Он пожал плечами, верстка газеты «Париж» началась не в двадцать, а ровно в восемнадцать часов по парижскому времени. Закрутился печатный станок, а еще через час в руки к Жану попала свежая газета «Париж» от 7 марта 1953 года с первой полосой: «Смерть Сталина: Хроника последних дней диктатора». Жан понюхал свежую типографскую краску газеты «Париж»:

– Ух ты! Какая красота!

Тевье заглянул ему за плечо, посмотрел на газету, похлопал стажера по плечу:

– Молодец, Жан! Поздравляю с первой версткой. Надеюсь выпить с тобой шабли в аэропорту! Нам и правда надо ехать. Андре уже привез мой багаж. Но Жан не мог оторваться от газеты, он вдыхал и вдыхал запах типографской краски.

Тевье неожиданно замолчал, потом откашлялся и спросил:

– Скажите, Жан! А что за рассказ «Самолет» вы дали Леблану? Он рассказал о нем коротко, но показать не успел. Это интересно!

– Это одного пленного француза, которого я хочу разыскать в Советском Союзе. Мне надо еще перевести его на русский язык. Я говорю о рассказе «Самолет». Вся надежда на мою хозяйку- Веру Франковскую, мою учительницу по русскому. Мне хотелось бы напечатать его в русской эмигрантской газете, вдруг найдутся очевидцы или знакомые в СССР.

– А что сами? Не можете?

– Я не владею русским столь блестяще, а моя знакомая Вера Франковская-русская эмигрантка, живет в Париже давно. И отличный литературный переводчик.

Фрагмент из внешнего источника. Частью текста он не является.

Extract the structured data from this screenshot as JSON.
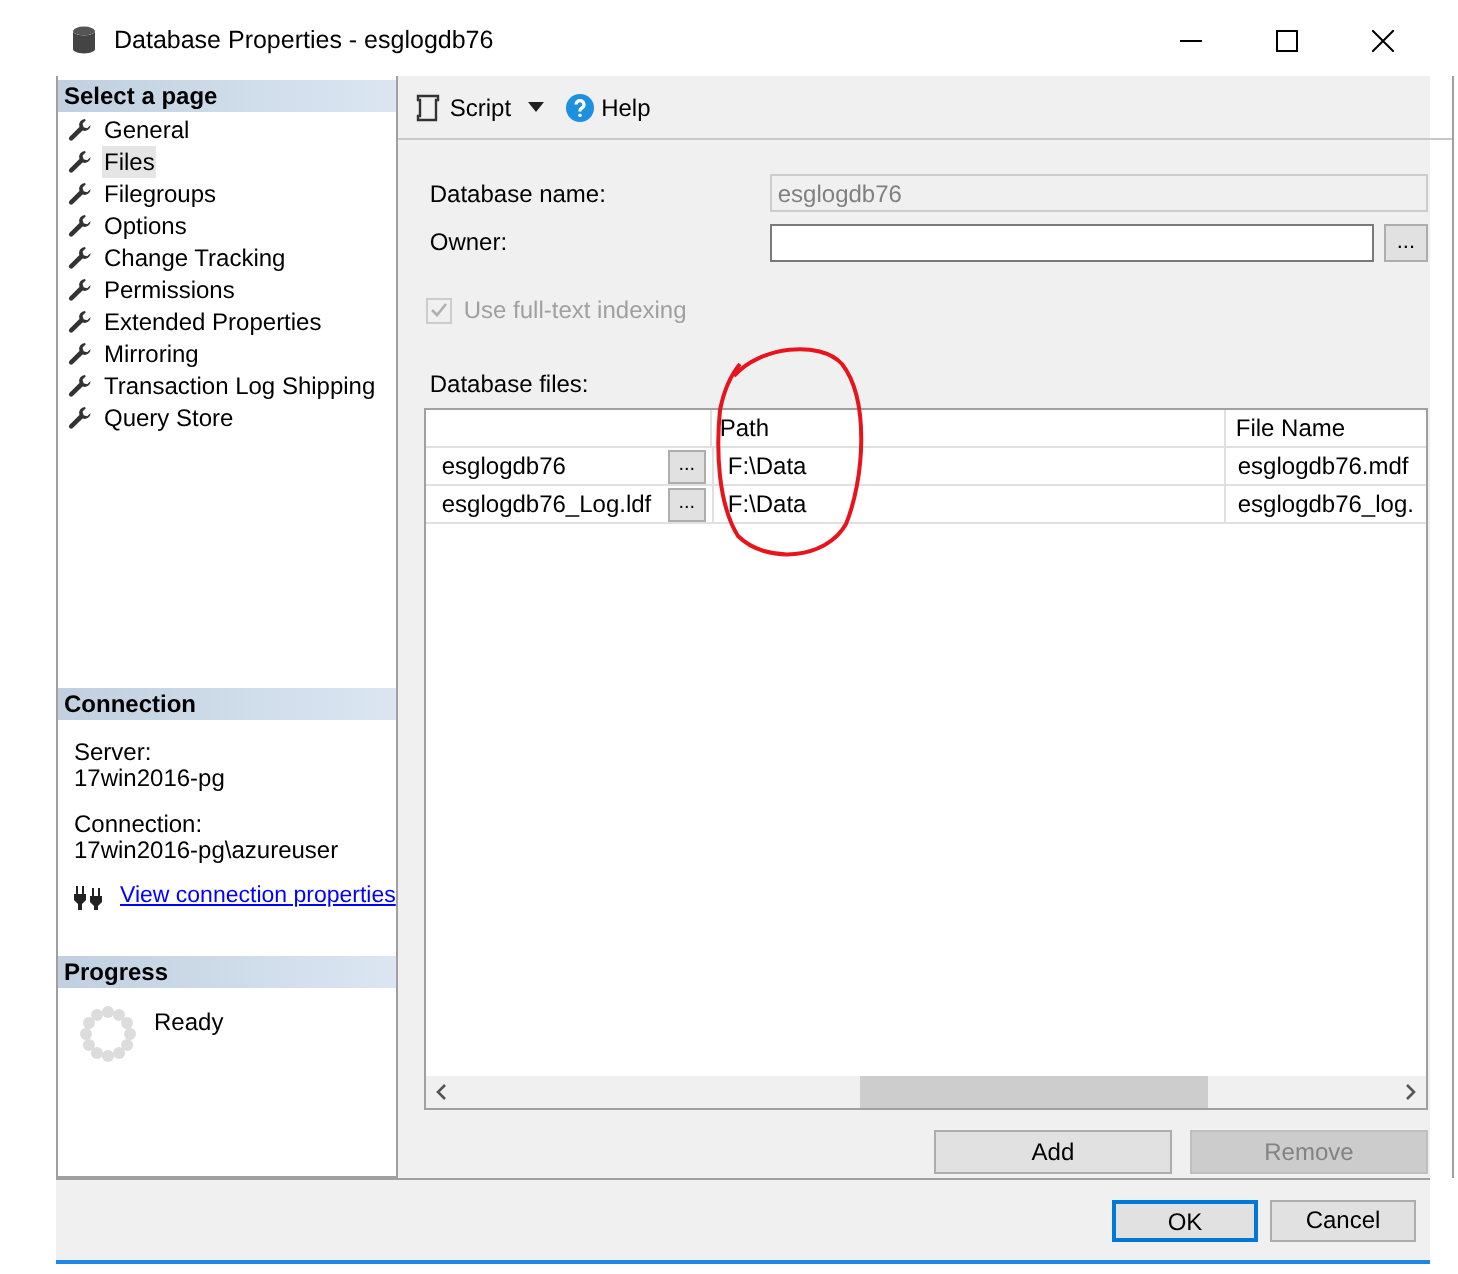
{
  "window": {
    "title": "Database Properties - esglogdb76"
  },
  "sidebar": {
    "title": "Select a page",
    "items": [
      {
        "label": "General",
        "selected": false
      },
      {
        "label": "Files",
        "selected": true
      },
      {
        "label": "Filegroups",
        "selected": false
      },
      {
        "label": "Options",
        "selected": false
      },
      {
        "label": "Change Tracking",
        "selected": false
      },
      {
        "label": "Permissions",
        "selected": false
      },
      {
        "label": "Extended Properties",
        "selected": false
      },
      {
        "label": "Mirroring",
        "selected": false
      },
      {
        "label": "Transaction Log Shipping",
        "selected": false
      },
      {
        "label": "Query Store",
        "selected": false
      }
    ]
  },
  "connection": {
    "title": "Connection",
    "server_label": "Server:",
    "server": "17win2016-pg",
    "connection_label": "Connection:",
    "connection": "17win2016-pg\\azureuser",
    "link": "View connection properties"
  },
  "progress": {
    "title": "Progress",
    "status": "Ready"
  },
  "toolbar": {
    "script": "Script",
    "help": "Help"
  },
  "form": {
    "database_name": {
      "label": "Database name:",
      "value": "esglogdb76",
      "disabled": true
    },
    "owner": {
      "label": "Owner:",
      "browse": "..."
    },
    "fulltext": {
      "label": "Use full-text indexing",
      "checked": true,
      "disabled": true
    }
  },
  "files": {
    "label": "Database files:",
    "columns": [
      "Path",
      "File Name"
    ],
    "rows": [
      {
        "name": "esglogdb76",
        "browse": "...",
        "path": "F:\\Data",
        "file_name": "esglogdb76.mdf"
      },
      {
        "name": "esglogdb76_Log.ldf",
        "browse": "...",
        "path": "F:\\Data",
        "file_name": "esglogdb76_log."
      }
    ]
  },
  "actions": [
    {
      "label": "Add",
      "disabled": false
    },
    {
      "label": "Remove",
      "disabled": true
    }
  ],
  "buttons": [
    {
      "label": "OK",
      "default": true
    },
    {
      "label": "Cancel",
      "default": false
    }
  ]
}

– Интересно. Потом дадите прочесть? Я был дружен с Экзюпери, он мне рассказывал массу историй из жизни летчиков. Это ваша тема, Жан! (он глянул на часы) Нам надо торопиться, стажер!

Юный корреспондент подхватил чемодан, раскрыл его, сунул туда два экземпляра завтрашней газеты «Париж» и поспешил за Тевье к выходу. Через два часа они были уже в самолете Air France и вылетели в СССР.